- Born: 17 December 1965 (age 60) Bojonegoro, East Java, Indonesia
- Occupations: Islamic scholar, journalist

Academic background
- Alma mater: IPB, Jayabaya University Jakarta (M.A.), Institute of Islamic Thought and Civilization-International Islamic University Malaysia (Ph.D)
- Thesis: 'Pragmatism of Israeli Foreign Policy'

= Adian Husaini =

Dr. Adian Husaini (born 17 December 1965) is an Islamic scholar from Indonesia.

He served on numerous organizations, including the chairman of the Council of Da'wah Islamiyah Indonesia (Indonesian Islamic Propagation Council), the secretary general of the Indonesian Committee for the Islamic World Solidarity (KISDI), the Indonesian Committee for Solidarity Palestine - Indonesian Ulema Council (KISP-MUI), the Commission on Religious Harmony of Indonesian Ulema Council (MUI), and a member of the board of Majlis Tabligh Muhammadiyah.

==Early life==
He obtained his Islamic education in Madrasah Diniyah Nurul Ilmi Bojonegoro from 1971 to 1977, Pondok Pesantren Ar Rasyid Kendal Bojonegoro from 1981 to 1984, Pondok Pesantren Ulil Albab Bogor from 1988 to 1989, Arabic Language Education Institute, and LIPIA Jakarta in 1988.

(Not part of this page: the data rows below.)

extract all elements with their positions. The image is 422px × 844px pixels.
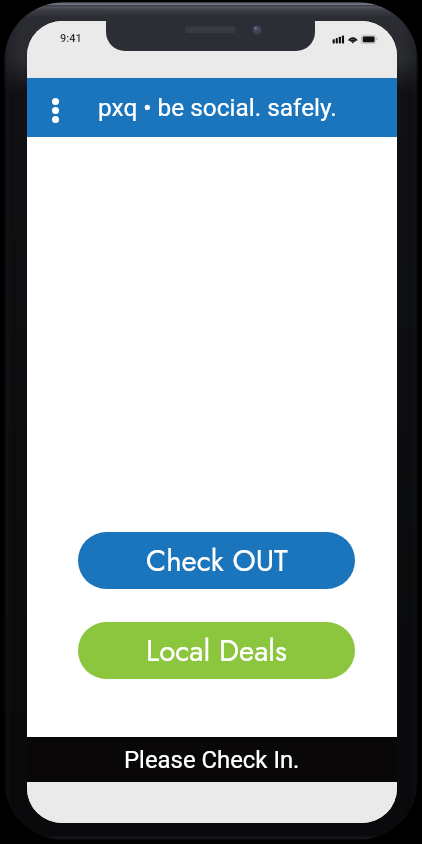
button[interactable]: Check OUT	[78, 532, 355, 589]
button[interactable]: More options	[43, 86, 67, 130]
staticText: Local Deals	[146, 630, 287, 672]
button[interactable]: Local Deals	[78, 622, 355, 679]
staticText: 9:41	[60, 32, 82, 45]
staticText: Check OUT	[146, 540, 288, 582]
staticText: Please Check In.	[124, 746, 300, 774]
staticText: pxq • be social. safely.	[98, 93, 337, 122]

His undergraduate degree in veterinary is from Bogor Agricultural University (IPB), while his master's degree in international relations is obtained from the Postgraduate Program of International Relations of Jayabaya University Jakarta, with a thesis entitled Pragmatism of Israeli Foreign Policy. He holds a doctorate from the Institute of Islamic Thought and Civilization-International Islamic University Malaysia (ISTAC-IIUM) in the field of Islamic thought and civilization.

==Scholastic career==
He worked as a researcher at the Indonesian Society for Middle East Studies (ISMES) Jakarta and the Institute for the Study of Islamic Thought & Civilizations (INSIST), and staff at the Center for Middle Eastern and Islamic Studies University of Indonesia (PKTTI-UI) Jakarta.

He has also been a journalist for Jakarta Daily News Buana, Republika Jakarta Daily, and a news analyst at Radio Muslim FM Jakarta, as well as a lecturer of Journalism and Islamic thought at the Ibnu Khaldun University of Bogor and Pesantren Tinggi (Ma'had 'Aly) Husnayain Jakarta.

He writes many books, with most of his works being the criticism against the perceived rise of the liberal Islamic movement, especially in Indonesia. His book Pluralisme Agama: Haram (Religious Pluralism: Haram) challenged the liberal and progressive criticisms of the 2005 fatwa by the Indonesian Ulema Council targeting religious pluralism. In his writings, he considers religious pluralism as an ideology that considers all religions to be true, thus undermining the legitimacy of Islam. His book Christian-Western Hegemony in Islamic Studies in Higher Education was voted the 2nd best book of the Islamic Book Fair of 2007. At the same forum a year earlier, his book entitled The Face of Western Civilization: From Christian Hegemony to Secular-Liberal Dominance became the best non-fiction book.